L’entusiasmo generato dal progetto ha portato naturalmente a una seconda edizione, ancora più ambiziosa. Per il Natale 2025 è stato realizzato un albero di Natale di oltre sette metri interamente fatto all’ uncinetto, composto da oltre 3000 piastrelle bianche. Un’opera monumentale, frutto di un lavoro paziente e accurato, che ha richiesto mesi di preparazione e una collaborazione ancora più ampia. Il bianco delle piastrelle, illuminato dalle luci natalizie, restituiva un’atmosfera di serenità e stupore, trasformando l’albero in un simbolo di unità e speranza.
Il valore di “Filo alla Luna” non risiede soltanto nella bellezza delle sue installazioni, ma soprattutto nel processo che le ha generate: incontri, scambi, apprendimento tra generazioni diverse, riscoperta di un’arte antica e costruzione di relazioni autentiche. L’uncinetto si è rivelato un linguaggio silenzioso, capace di parlare di cura, pazienza e appartenenza.

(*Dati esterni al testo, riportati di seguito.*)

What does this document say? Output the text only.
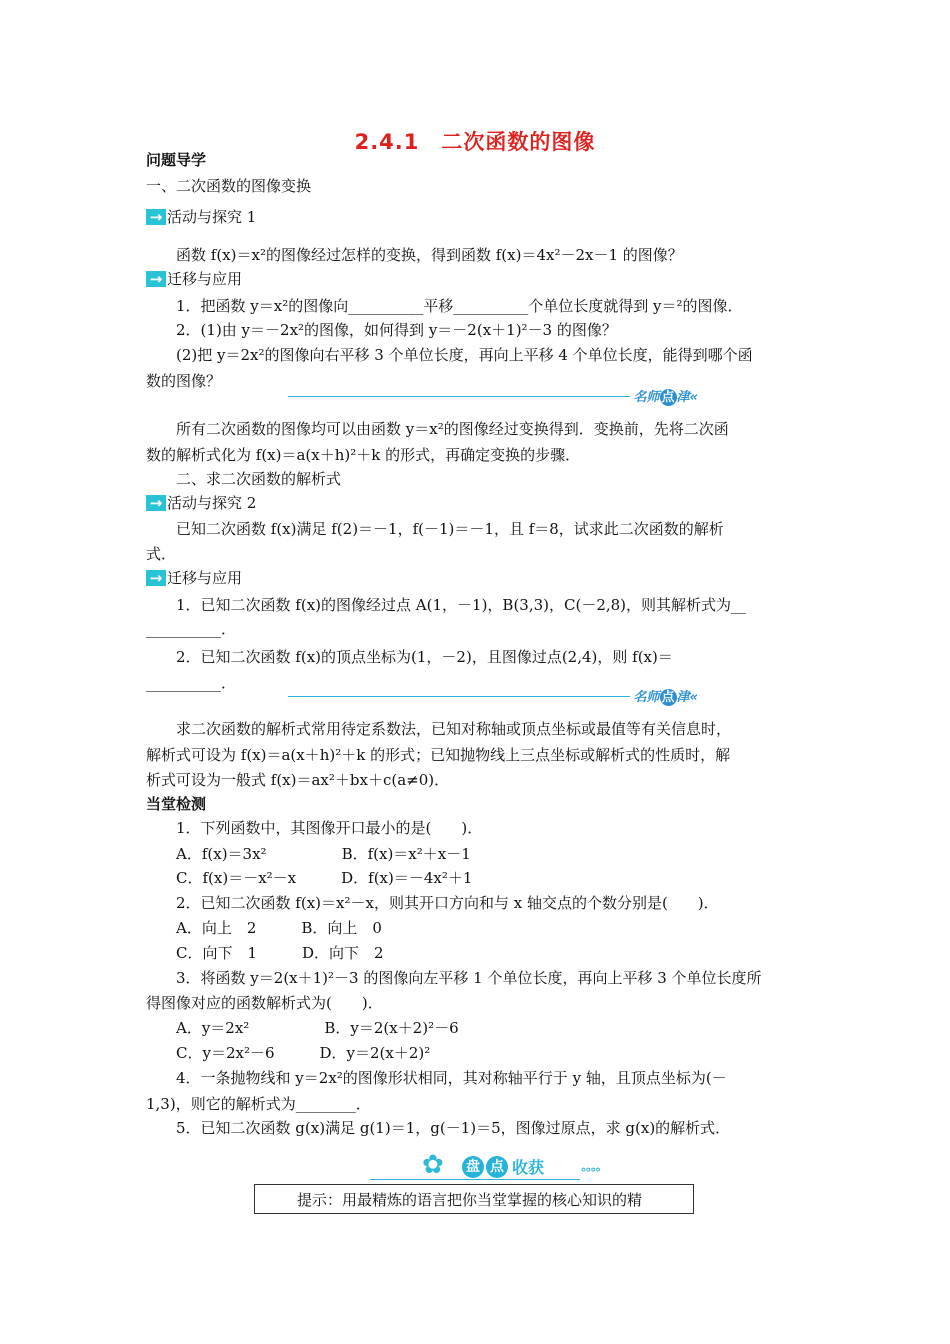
2.4.1　二次函数的图像
问题导学
一、二次函数的图像变换
→ 活动与探究 1
　　函数 f(x)＝x²的图像经过怎样的变换，得到函数 f(x)＝4x²－2x－1 的图像？
→ 迁移与应用
　　1．把函数 y＝x²的图像向__________平移__________个单位长度就得到 y＝²的图像．
　　2．(1)由 y＝－2x²的图像，如何得到 y＝－2(x＋1)²－3 的图像？
　　(2)把 y＝2x²的图像向右平移 3 个单位长度，再向上平移 4 个单位长度，能得到哪个函
数的图像？
　　所有二次函数的图像均可以由函数 y＝x²的图像经过变换得到．变换前，先将二次函
数的解析式化为 f(x)＝a(x＋h)²＋k 的形式，再确定变换的步骤．
　　二、求二次函数的解析式
→ 活动与探究 2
　　已知二次函数 f(x)满足 f(2)＝－1，f(－1)＝－1，且 f＝8，试求此二次函数的解析
式．
→ 迁移与应用
　　1．已知二次函数 f(x)的图像经过点 A(1，－1)，B(3,3)，C(－2,8)，则其解析式为__
__________．
　　2．已知二次函数 f(x)的顶点坐标为(1，－2)，且图像过点(2,4)，则 f(x)＝
__________．
　　求二次函数的解析式常用待定系数法，已知对称轴或顶点坐标或最值等有关信息时，
解析式可设为 f(x)＝a(x＋h)²＋k 的形式；已知抛物线上三点坐标或解析式的性质时，解
析式可设为一般式 f(x)＝ax²＋bx＋c(a≠0)．
当堂检测
　　1．下列函数中，其图像开口最小的是(　　)．
　　A．f(x)＝3x²　　　　　B．f(x)＝x²＋x－1
　　C．f(x)＝－x²－x　　　D．f(x)＝－4x²＋1
　　2．已知二次函数 f(x)＝x²－x，则其开口方向和与 x 轴交点的个数分别是(　　)．
　　A．向上　2　　　B．向上　0
　　C．向下　1　　　D．向下　2
　　3．将函数 y＝2(x＋1)²－3 的图像向左平移 1 个单位长度，再向上平移 3 个单位长度所
得图像对应的函数解析式为(　　)．
　　A．y＝2x²　　　　　B．y＝2(x＋2)²－6
　　C．y＝2x²－6　　　D．y＝2(x＋2)²
　　4．一条抛物线和 y＝2x²的图像形状相同，其对称轴平行于 y 轴，且顶点坐标为(－
1,3)，则它的解析式为________．
　　5．已知二次函数 g(x)满足 g(1)＝1，g(－1)＝5，图像过原点，求 g(x)的解析式．
名师 点 津«
名师 点 津«
✿ 盘 点 收获	∘∘∘∘
提示：用最精炼的语言把你当堂掌握的核心知识的精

Oggi “Filo alla Luna” è molto più di un progetto creativo: è un simbolo della capacità di un paese di unirsi e di rinnovare le proprie tradizioni; è la dimostrazione che la bellezza può nascere dalla collaborazione e dai gesti quotidiani; è un filo invisibile che collega persone, storie e sogni. E come suggerisce il nome, è un filo teso verso la luna, verso qualcosa di più grande: un invito a immaginare, creare e condividere.
E finché ci saranno mani pronte a creare, cuori pronti a condividere, menti pronte a sognare, “Filo alla Luna” continuerà a crescere, a illuminare, a raccontare.